In news that's hardly surprising—but still pretty depressing, at least for a guy like me, who started playing videogames in the '90s—Disney has shut down LucasArts, the videogame division of LucasFilm. After acquiring LucasFilm for billions of billions of billions of dollars and then instantly greenlighting a slew of new Star Wars movies, Disney's streamlining the empire that once belonged to George Lucas—first getting rid of the animation division that produced The Clone Wars (canceling the show in the process) and now getting rid of LucasArts, along with their in-development titles Star Wars: 1313 and Star Wars: First Assault. Here's some soulless PR:

“After evaluating our position in the games market, we’ve decided to shift LucasArts from an internal development to a licensing model, minimizing the company’s risk while achieving a broader portfolio of quality Star Wars games," LucasArts parent company LucasFilm said in a statement. "As a result of this change, we’ve had layoffs across the organization. We are incredibly appreciative and proud of the talented teams who have been developing our new titles.” (Via.)
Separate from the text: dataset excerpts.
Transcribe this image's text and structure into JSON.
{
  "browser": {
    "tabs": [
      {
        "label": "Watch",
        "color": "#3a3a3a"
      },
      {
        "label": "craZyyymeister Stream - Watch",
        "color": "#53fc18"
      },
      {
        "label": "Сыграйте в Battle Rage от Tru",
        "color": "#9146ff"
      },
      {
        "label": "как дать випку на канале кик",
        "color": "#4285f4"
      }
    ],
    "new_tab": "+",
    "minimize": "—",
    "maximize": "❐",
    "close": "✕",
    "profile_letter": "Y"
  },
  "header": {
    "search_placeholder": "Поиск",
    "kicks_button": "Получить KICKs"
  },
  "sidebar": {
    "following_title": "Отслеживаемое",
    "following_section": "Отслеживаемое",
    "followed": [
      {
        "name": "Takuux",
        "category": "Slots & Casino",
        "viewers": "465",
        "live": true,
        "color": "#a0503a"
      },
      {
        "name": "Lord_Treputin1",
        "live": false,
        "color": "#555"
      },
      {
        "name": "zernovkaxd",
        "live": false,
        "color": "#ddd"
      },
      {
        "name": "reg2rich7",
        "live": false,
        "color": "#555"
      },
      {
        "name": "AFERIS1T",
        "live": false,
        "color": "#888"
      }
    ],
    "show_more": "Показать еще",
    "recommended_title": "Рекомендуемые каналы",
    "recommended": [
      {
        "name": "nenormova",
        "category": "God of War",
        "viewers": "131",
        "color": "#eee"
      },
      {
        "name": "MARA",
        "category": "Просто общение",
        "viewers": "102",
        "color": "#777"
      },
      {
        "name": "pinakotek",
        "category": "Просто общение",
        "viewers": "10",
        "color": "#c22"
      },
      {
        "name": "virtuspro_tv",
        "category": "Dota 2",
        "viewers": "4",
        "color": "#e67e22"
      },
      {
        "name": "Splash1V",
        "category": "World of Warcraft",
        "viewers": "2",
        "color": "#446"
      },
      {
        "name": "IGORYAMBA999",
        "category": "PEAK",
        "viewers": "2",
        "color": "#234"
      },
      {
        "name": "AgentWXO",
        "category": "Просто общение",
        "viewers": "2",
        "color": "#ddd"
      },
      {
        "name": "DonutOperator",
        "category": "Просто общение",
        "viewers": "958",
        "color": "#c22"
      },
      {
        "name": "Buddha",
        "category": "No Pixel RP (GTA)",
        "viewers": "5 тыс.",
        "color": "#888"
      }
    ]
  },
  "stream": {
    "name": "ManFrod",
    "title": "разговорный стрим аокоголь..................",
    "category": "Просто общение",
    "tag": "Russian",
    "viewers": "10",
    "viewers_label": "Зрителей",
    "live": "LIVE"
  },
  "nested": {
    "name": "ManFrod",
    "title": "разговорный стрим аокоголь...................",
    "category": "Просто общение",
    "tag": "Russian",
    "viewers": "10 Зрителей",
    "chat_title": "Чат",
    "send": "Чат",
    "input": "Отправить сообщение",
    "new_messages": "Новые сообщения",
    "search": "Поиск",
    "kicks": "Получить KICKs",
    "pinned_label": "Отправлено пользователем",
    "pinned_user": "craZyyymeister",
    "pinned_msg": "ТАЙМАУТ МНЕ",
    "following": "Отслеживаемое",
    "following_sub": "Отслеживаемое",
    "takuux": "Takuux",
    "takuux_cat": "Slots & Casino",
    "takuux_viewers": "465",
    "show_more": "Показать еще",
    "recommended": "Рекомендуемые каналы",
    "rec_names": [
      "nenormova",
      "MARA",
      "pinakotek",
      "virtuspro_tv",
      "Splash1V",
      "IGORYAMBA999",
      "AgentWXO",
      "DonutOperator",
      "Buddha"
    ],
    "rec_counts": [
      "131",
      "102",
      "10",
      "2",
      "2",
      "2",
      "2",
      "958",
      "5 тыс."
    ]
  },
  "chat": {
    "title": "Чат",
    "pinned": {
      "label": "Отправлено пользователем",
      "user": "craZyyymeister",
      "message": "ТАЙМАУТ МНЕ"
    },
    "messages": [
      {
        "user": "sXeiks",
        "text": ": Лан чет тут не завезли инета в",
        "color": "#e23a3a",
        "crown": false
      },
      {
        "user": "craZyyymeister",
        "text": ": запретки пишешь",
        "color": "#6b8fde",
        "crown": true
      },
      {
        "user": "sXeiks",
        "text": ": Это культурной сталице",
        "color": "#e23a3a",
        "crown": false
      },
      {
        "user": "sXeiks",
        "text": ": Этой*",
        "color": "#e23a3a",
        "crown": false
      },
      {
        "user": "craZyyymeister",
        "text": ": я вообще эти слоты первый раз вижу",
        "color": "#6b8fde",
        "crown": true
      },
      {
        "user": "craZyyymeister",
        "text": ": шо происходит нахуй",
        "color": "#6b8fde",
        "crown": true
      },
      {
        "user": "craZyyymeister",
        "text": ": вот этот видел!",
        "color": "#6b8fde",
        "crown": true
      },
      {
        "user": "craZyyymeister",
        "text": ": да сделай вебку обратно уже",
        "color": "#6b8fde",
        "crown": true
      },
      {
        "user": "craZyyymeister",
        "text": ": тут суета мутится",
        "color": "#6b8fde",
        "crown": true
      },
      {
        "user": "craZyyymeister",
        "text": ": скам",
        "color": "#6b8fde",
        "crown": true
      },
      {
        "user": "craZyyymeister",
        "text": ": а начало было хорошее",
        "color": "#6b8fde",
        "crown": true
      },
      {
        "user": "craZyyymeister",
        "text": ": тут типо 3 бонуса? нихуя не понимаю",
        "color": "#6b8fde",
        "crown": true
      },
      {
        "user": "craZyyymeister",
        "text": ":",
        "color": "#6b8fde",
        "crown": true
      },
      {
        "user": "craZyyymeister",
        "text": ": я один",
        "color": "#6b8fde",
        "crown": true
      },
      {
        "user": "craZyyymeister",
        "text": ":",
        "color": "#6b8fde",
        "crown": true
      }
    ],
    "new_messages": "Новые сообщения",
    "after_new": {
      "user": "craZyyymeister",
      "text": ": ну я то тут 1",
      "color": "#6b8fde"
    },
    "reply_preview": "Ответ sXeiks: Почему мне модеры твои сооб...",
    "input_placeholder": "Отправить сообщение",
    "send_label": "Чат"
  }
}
LucasArts hadn't had a great game in a while—the last game they developed that I played was the underwhelming The Force Unleashed 2—but it's worth remembering that in addition to a bunch of great Star Wars games (the Dark Forces/Jedi Knight series, the X-Wing series), they were home to a rash of some of gaming's best, funniest, and most groundbreaking point-and-click adventure titles: Maniac Mansion, Day of the Tentacle, Indiana Jones and the Fate of Atlantis, Sam & Max, Full Throttle, The Secret of Monkey Island. I always felt like it was a huge missed opportunity that only one of those games—Monkey Island—was ported to iOS; while there are still ways to play those games on a PC, I would've paid good money to tap my way through Fate of Atlantis while riding the bus.